Il Hyun Cho, assistant professor in the Department of Government and Law and the Asian Studies Program at Lafayette College, details popular myths about this rogue nation.
Il Hyun Cho is an assistant professor in the Department of Government and Law and the Asian Studies Program at Lafayette College. His research and teaching interests include international relations theory, global governance, security studies, nuclear proliferation, energy politics, environmental politics, Chinese foreign policy, and East Asian politics. He is the author of Global Rogues and Regional Orders: The Multidimensional Challenge of North Korea and Iran, published by Oxford University Press in 2016.
Dispelling Myths about North Korea
There are several misguided assumptions about North Korea. The first one is that the Kim Jong Un government is a crazy, unpredictable regime eager to strike its neighbors and the U.S. with its missiles and nuclear weapons. But just like previous governments, the Kim Jong Un regime is also fixated on regime survival. While the Kim regime is defiant and dangerous, it is not suicidal. Its provocative action is a calculated gamble to consolidate its domestic rule, maximize its diplomatic leverage and divide regional countries, not an overture to actual attack on the U.S. or its allies in Asia.

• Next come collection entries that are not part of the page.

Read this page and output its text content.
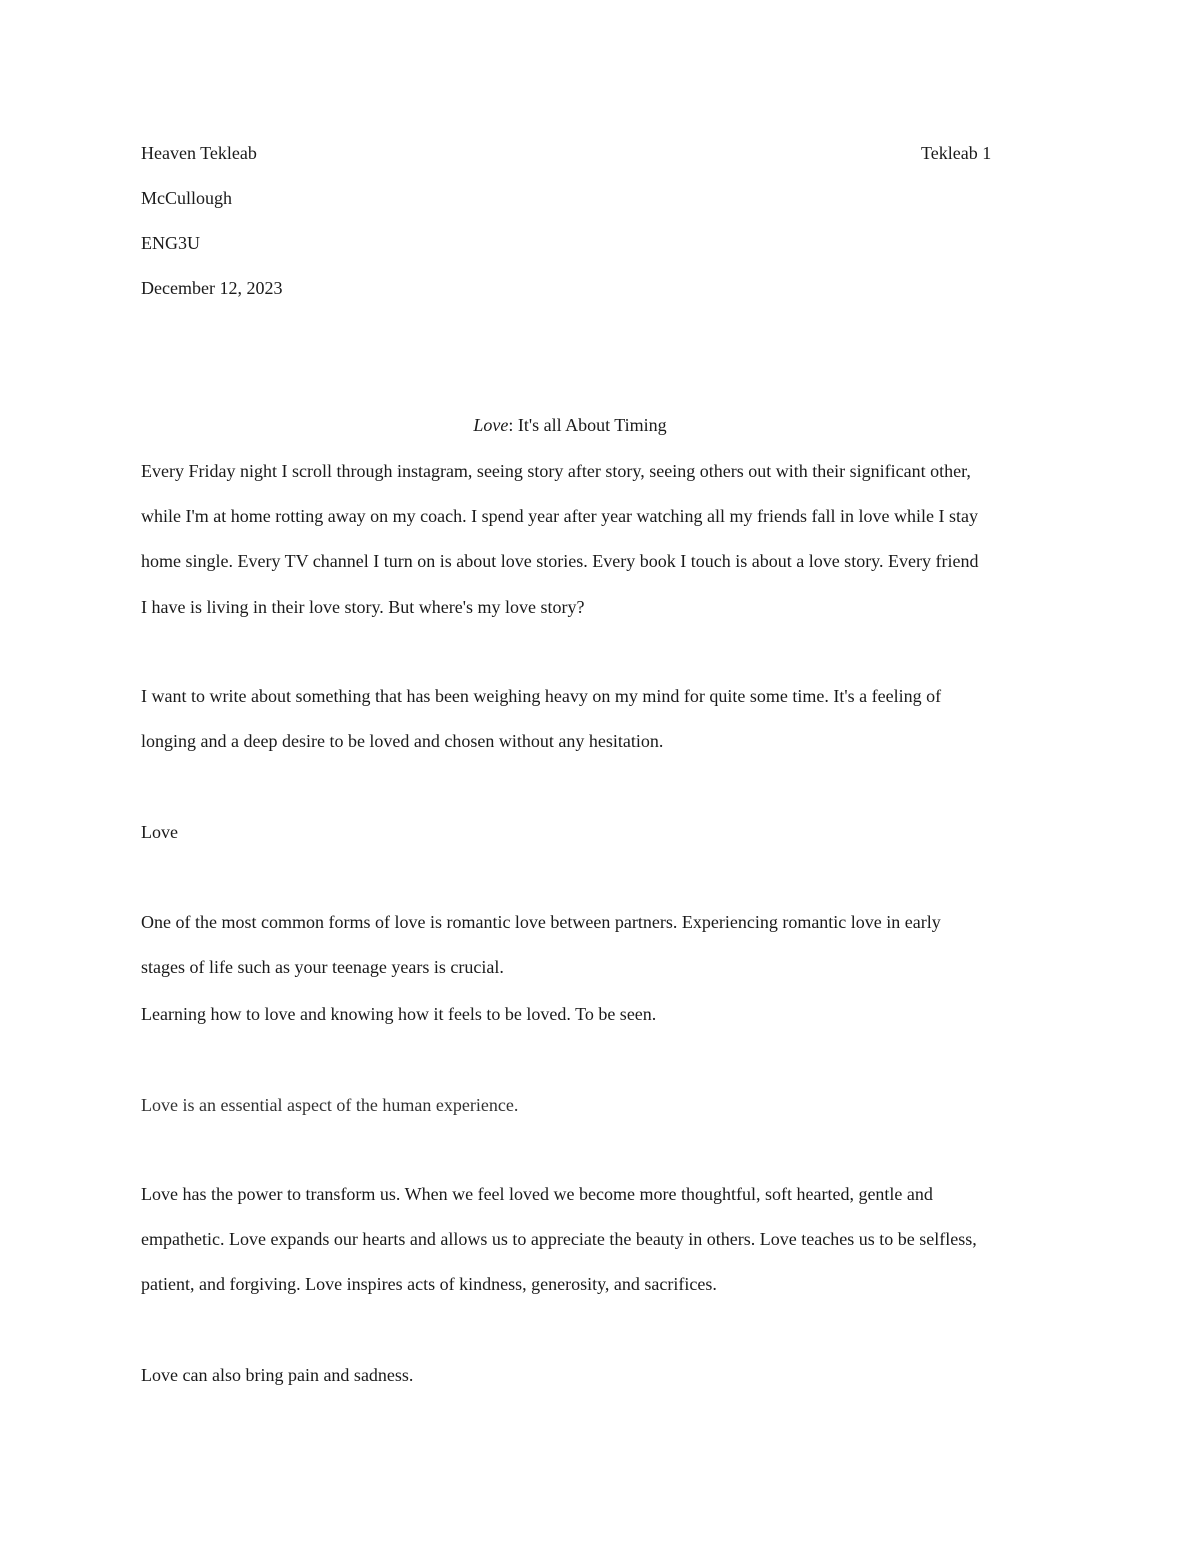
Heaven Tekleab	Tekleab 1
McCullough
ENG3U
December 12, 2023
Love: It's all About Timing
Every Friday night I scroll through instagram, seeing story after story, seeing others out with their significant other,
while I'm at home rotting away on my coach. I spend year after year watching all my friends fall in love while I stay
home single. Every TV channel I turn on is about love stories. Every book I touch is about a love story. Every friend
I have is living in their love story. But where's my love story?
I want to write about something that has been weighing heavy on my mind for quite some time. It's a feeling of
longing and a deep desire to be loved and chosen without any hesitation.
Love
One of the most common forms of love is romantic love between partners. Experiencing romantic love in early
stages of life such as your teenage years is crucial.
Learning how to love and knowing how it feels to be loved. To be seen.
Love is an essential aspect of the human experience.
Love has the power to transform us. When we feel loved we become more thoughtful, soft hearted, gentle and
empathetic. Love expands our hearts and allows us to appreciate the beauty in others. Love teaches us to be selfless,
patient, and forgiving. Love inspires acts of kindness, generosity, and sacrifices.
Love can also bring pain and sadness.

Another misconception is that China, as North Korea’s main ally, holds the key to resolving the crisis. To be sure, Chinese leaders are frustrated about Pyongyang as well, but they would never endorse any moves that could cause regime collapse in North Korea. Beijing clearly prefers a managed status quo to military strikes that may lead to armed conflict, refugee crisis, or negative impact on its economic development plan in the northeastern provinces near North Korea.
This leaves the United States as the only viable actor in defusing the crisis. A widespread assumption here is that only U.S. pressure or military strikes would resolve the crisis. But sanctions have been largely ineffective, and any military options could spark a major war with unacceptable costs. It is important to realize that in the past the United States has made two successful deals with North Korea: First during the 1994 nuclear crisis and again in 2000 over missile testing. Negotiation this time around would be much harder given Pyongyang’s greater nuclear and missile capabilities. But it is a far better option than unsustainable status quo or unbearable consequences.